Ami: When I was growing up, Portland was, as my mom described it “a small town that thinks it’s a big city.” Back then, Portland had few good restaurants or cultural options, and was thought of as Seattle’s less exciting, little sibling. Even though Portland is now a “foodies” paradise, the subject of shows like Portlandia and a place that east coasters dream of moving to, it is still a fun, comfortable small town to me. I was born here and moved away for ten years (college, Peace Corps, grad school and my first job) but always missed my true home town. I love everything about Portland, new and old. It was very fun writing about the city, and I think it would be hard to write a book taking place anywhere else. And yes, there was a lot of pressure. Not just because we love Portland but most Portlanders love Portland as well. If we misrepresented parts of the city I am sure we would upset some of our readers. We also thought it would be fun for local children to enjoy reading about their city. Perhaps one day they will offer Madison tours around Portland similar to Girl with the Dragoon Tattoo tours in Sweden!
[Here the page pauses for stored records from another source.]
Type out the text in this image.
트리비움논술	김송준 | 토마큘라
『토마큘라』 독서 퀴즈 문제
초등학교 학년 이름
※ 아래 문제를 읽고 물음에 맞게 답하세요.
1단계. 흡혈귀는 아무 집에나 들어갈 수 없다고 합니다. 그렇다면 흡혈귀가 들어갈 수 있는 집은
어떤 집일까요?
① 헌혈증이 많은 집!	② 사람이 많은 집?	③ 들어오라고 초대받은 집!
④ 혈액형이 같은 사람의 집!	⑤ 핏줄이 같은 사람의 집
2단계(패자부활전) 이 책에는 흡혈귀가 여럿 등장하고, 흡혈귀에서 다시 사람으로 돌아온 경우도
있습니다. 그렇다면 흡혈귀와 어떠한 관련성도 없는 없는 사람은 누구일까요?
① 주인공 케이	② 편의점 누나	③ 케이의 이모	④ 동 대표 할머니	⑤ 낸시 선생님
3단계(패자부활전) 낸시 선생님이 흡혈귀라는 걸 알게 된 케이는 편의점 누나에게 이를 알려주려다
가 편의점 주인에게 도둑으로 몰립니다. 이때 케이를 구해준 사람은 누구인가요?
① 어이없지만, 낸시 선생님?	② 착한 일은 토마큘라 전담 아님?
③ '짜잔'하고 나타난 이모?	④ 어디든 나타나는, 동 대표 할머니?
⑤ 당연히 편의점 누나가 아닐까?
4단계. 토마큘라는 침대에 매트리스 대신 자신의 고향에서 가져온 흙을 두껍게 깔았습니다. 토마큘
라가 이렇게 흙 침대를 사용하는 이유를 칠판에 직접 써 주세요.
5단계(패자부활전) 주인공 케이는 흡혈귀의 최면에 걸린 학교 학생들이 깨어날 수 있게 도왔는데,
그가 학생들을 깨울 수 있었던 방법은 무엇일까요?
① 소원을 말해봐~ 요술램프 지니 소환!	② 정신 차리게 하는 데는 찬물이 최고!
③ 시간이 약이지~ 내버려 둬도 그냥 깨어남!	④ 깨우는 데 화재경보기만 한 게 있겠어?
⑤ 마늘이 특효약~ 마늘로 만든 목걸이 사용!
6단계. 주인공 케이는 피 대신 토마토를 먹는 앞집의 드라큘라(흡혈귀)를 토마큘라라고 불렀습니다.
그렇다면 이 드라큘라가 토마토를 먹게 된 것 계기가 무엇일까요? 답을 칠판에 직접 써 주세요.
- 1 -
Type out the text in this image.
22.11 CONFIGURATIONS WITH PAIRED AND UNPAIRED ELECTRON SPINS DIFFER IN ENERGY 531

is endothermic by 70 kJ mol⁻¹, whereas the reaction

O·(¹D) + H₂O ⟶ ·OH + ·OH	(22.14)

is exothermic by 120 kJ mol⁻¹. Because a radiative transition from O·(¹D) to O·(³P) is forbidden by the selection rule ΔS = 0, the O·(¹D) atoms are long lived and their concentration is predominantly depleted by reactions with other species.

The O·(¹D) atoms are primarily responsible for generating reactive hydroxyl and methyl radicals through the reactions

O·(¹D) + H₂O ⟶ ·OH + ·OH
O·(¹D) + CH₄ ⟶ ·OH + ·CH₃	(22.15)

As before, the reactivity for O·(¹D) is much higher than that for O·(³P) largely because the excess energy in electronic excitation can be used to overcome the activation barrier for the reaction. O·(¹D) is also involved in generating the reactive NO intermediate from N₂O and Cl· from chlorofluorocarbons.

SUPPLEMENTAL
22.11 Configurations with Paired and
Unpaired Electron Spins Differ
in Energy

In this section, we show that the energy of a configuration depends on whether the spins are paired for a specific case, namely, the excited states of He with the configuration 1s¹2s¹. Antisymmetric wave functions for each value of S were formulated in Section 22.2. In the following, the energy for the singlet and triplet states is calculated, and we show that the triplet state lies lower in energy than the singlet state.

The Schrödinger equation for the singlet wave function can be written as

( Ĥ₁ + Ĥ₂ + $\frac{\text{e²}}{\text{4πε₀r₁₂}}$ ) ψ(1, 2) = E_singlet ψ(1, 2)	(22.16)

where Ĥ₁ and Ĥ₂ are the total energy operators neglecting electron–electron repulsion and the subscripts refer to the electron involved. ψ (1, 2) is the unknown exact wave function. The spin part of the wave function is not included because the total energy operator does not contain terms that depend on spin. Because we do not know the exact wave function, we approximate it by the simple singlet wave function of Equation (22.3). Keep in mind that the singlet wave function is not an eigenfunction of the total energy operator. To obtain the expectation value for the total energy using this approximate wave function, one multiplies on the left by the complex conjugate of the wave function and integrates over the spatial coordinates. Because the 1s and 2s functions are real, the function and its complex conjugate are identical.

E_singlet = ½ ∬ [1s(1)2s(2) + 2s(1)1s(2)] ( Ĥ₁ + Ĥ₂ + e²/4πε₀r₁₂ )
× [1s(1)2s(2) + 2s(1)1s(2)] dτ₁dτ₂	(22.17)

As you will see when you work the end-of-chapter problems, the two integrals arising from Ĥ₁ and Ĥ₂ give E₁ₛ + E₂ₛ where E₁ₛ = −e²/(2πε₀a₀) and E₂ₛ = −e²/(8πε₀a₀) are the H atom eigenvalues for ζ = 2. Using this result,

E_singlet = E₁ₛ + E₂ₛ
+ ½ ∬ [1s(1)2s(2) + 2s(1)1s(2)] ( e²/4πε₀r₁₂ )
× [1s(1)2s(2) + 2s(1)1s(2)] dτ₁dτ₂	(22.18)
Phillip: Ami grew up in Portland but I grew up in Manhattan and Long Island, New York. But I love Portland and set my adult thrillers in Portland.
PBR:Is there going to be a sequel to Vanishing Acts with Madison and the gang?
Ami: We have written a sequel and it is with our agent. We hope our readers will want to follow Madison and her friends on their next mystery.
Phillip: Ami and I are working on a sequel to Vanishing Acts.
PBR:What was the best part about the writing process in Vanishing Acts?
Ami: For me it was working with and learning from my father. I got the chance to get a master class from a New York Times bestselling author, work on a project with my dad and get to see my book published!
Phillip: The best part of the writing process for me was working with Ami. I always enjoy doing anything with Ami and her brother Daniel and the main reason I wrote the book was the chance it gave me to work with Ami.